The plague has diverted my narration from its regular course, but I now return to the order of events. A difference in the mode of computing Easter between the Greek and Roman churches, made it arrive very early this year in Italy, and very late here, not indeed till the 28th of April. On that day the Greeks and Albanians, drest in their best clothes, assemble with music and dancing at the temple of Theseus. The Greeks here dress generally in dark colours, but the Albanians prefer lively hues, and the petticoat of the men is always white, but with a coloured border. The scene was gay and splendid, and the more interesting, as it probably conveyed a picture of ancient times, and is perhaps the offspring of some pagan festival; it was however, over at noon; and the parties dispersed to their homes.
On leaving us at Marathon, Capt. M. very kindly gave an invitation to Sharp and myself to meet him at Hydra, when he would take us to Malta.

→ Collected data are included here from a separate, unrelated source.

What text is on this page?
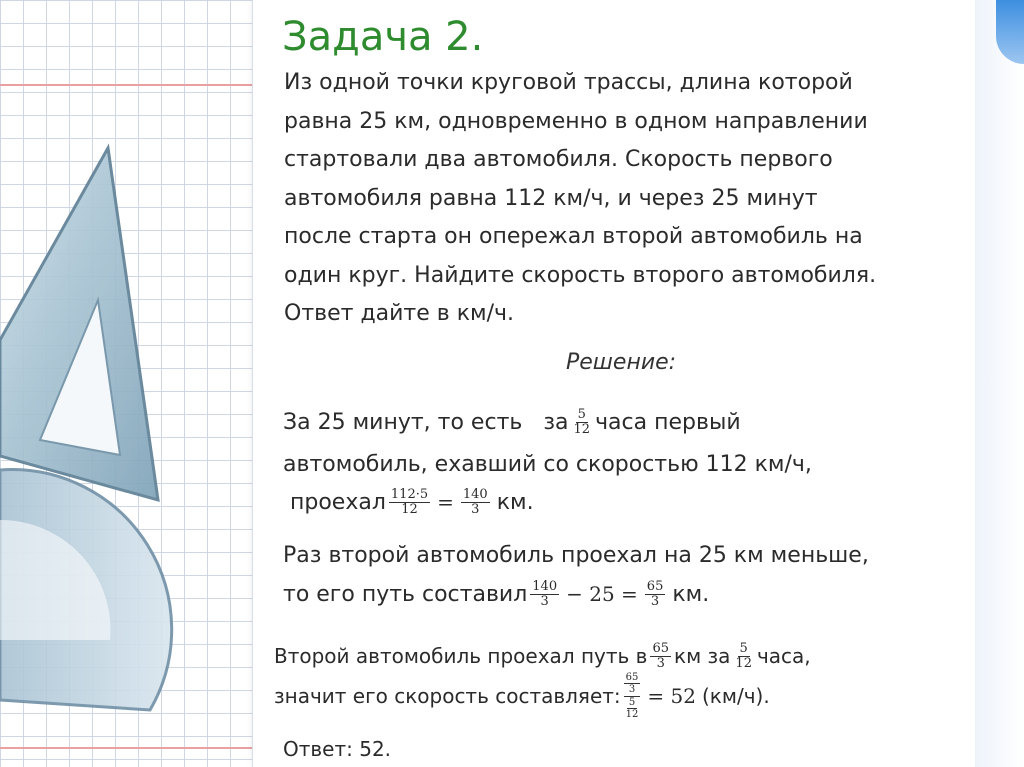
Задача 2.
Из одной точки круговой трассы, длина которой
равна 25 км, одновременно в одном направлении
стартовали два автомобиля. Скорость первого
автомобиля равна 112 км/ч, и через 25 минут
после старта он опережал второй автомобиль на
один круг. Найдите скорость второго автомобиля.
Ответ дайте в км/ч.
Решение:
За 25 минут, то есть   за $\frac{5}{12}$ часа первый
автомобиль, ехавший со скоростью 112 км/ч,
проехал $\frac{112\cdot 5}{12} = \frac{140}{3}$ км.
Раз второй автомобиль проехал на 25 км меньше,
то его путь составил $\frac{140}{3} - 25 = \frac{65}{3}$ км.
Второй автомобиль проехал путь в $\frac{65}{3}$ км за $\frac{5}{12}$ часа,
значит его скорость составляет: $\frac{\frac{65}{3}}{\frac{5}{12}} = 52$ (км/ч).
Ответ: 52.
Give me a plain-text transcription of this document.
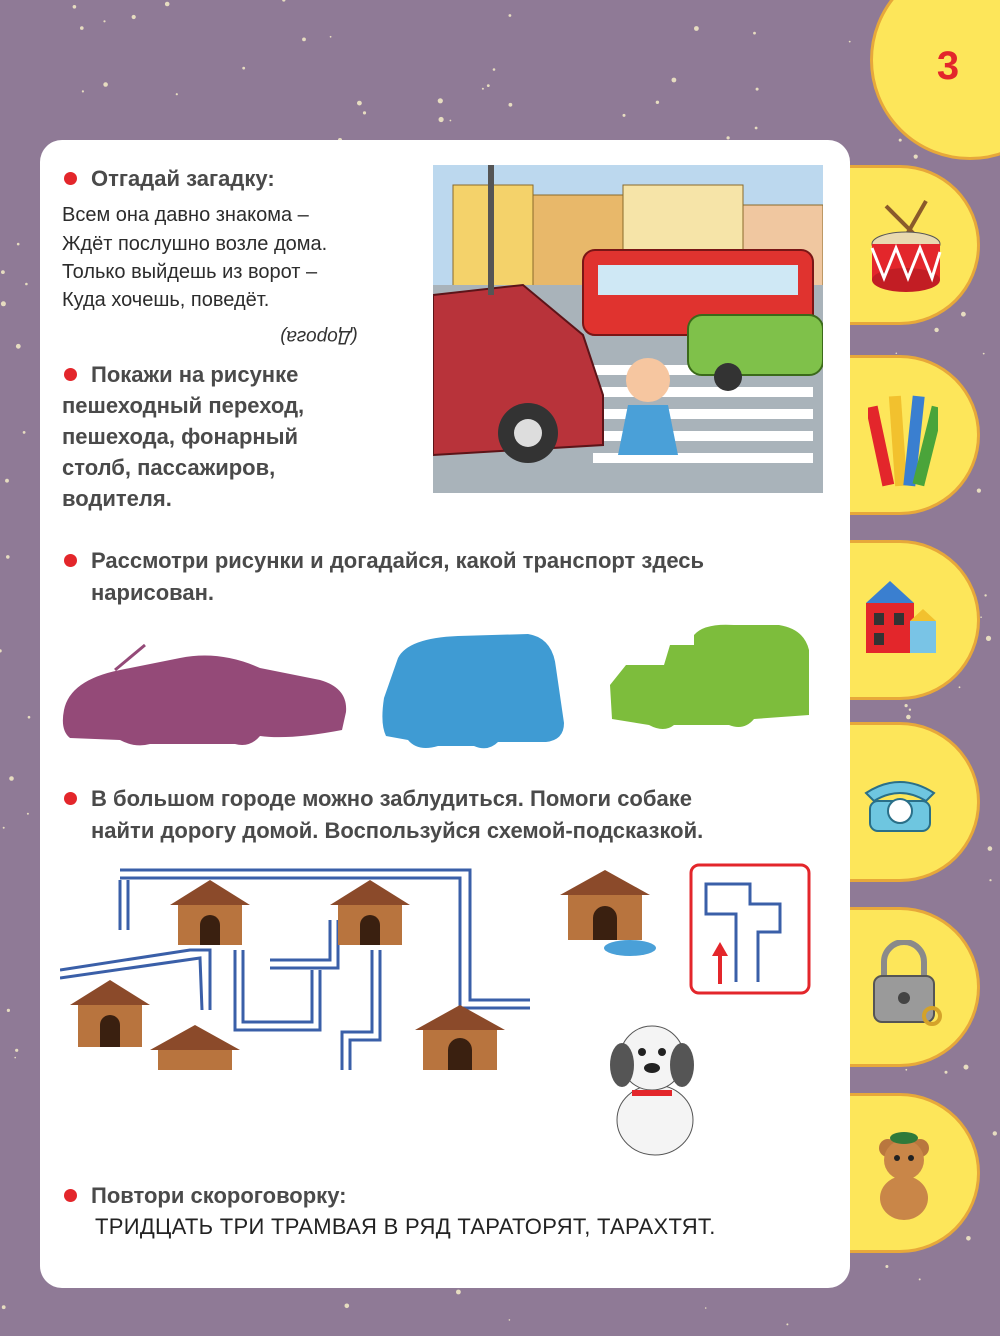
3
Отгадай загадку:
Всем она давно знакома –
Ждёт послушно возле дома.
Только выйдешь из ворот –
Куда хочешь, поведёт.
(Дорога)
Покажи на рисунке
пешеходный переход,
пешехода, фонарный
столб, пассажиров,
водителя.
Рассмотри рисунки и догадайся, какой транспорт здесь
нарисован.
В большом городе можно заблудиться. Помоги собаке
найти дорогу домой. Воспользуйся схемой-подсказкой.
Повтори скороговорку:
ТРИДЦАТЬ ТРИ ТРАМВАЯ В РЯД ТАРАТОРЯТ, ТАРАХТЯТ.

Various circumstances induced Mr. Sharp to avail himself of this opportunity, and he left me on the 3rd of May. On the next day Mr. B. set off for the Argolis, whither I promised to follow him as soon as the swelling on my knee would permit me to move. It had always been part of my plan to visit at least, Eleusis, Megara, Thebes, and other places within a short journey of Athens; if not to make a longer tour on the Greek continent, as soon as the spring was a little advanced; but the increasing reports of the plague have made me change my determination. It is not that I feel myself in much personal danger, but the continual precautions, and the necessity of performing a sort of quarantine at every town, would have made travelling exceedingly unpleasant.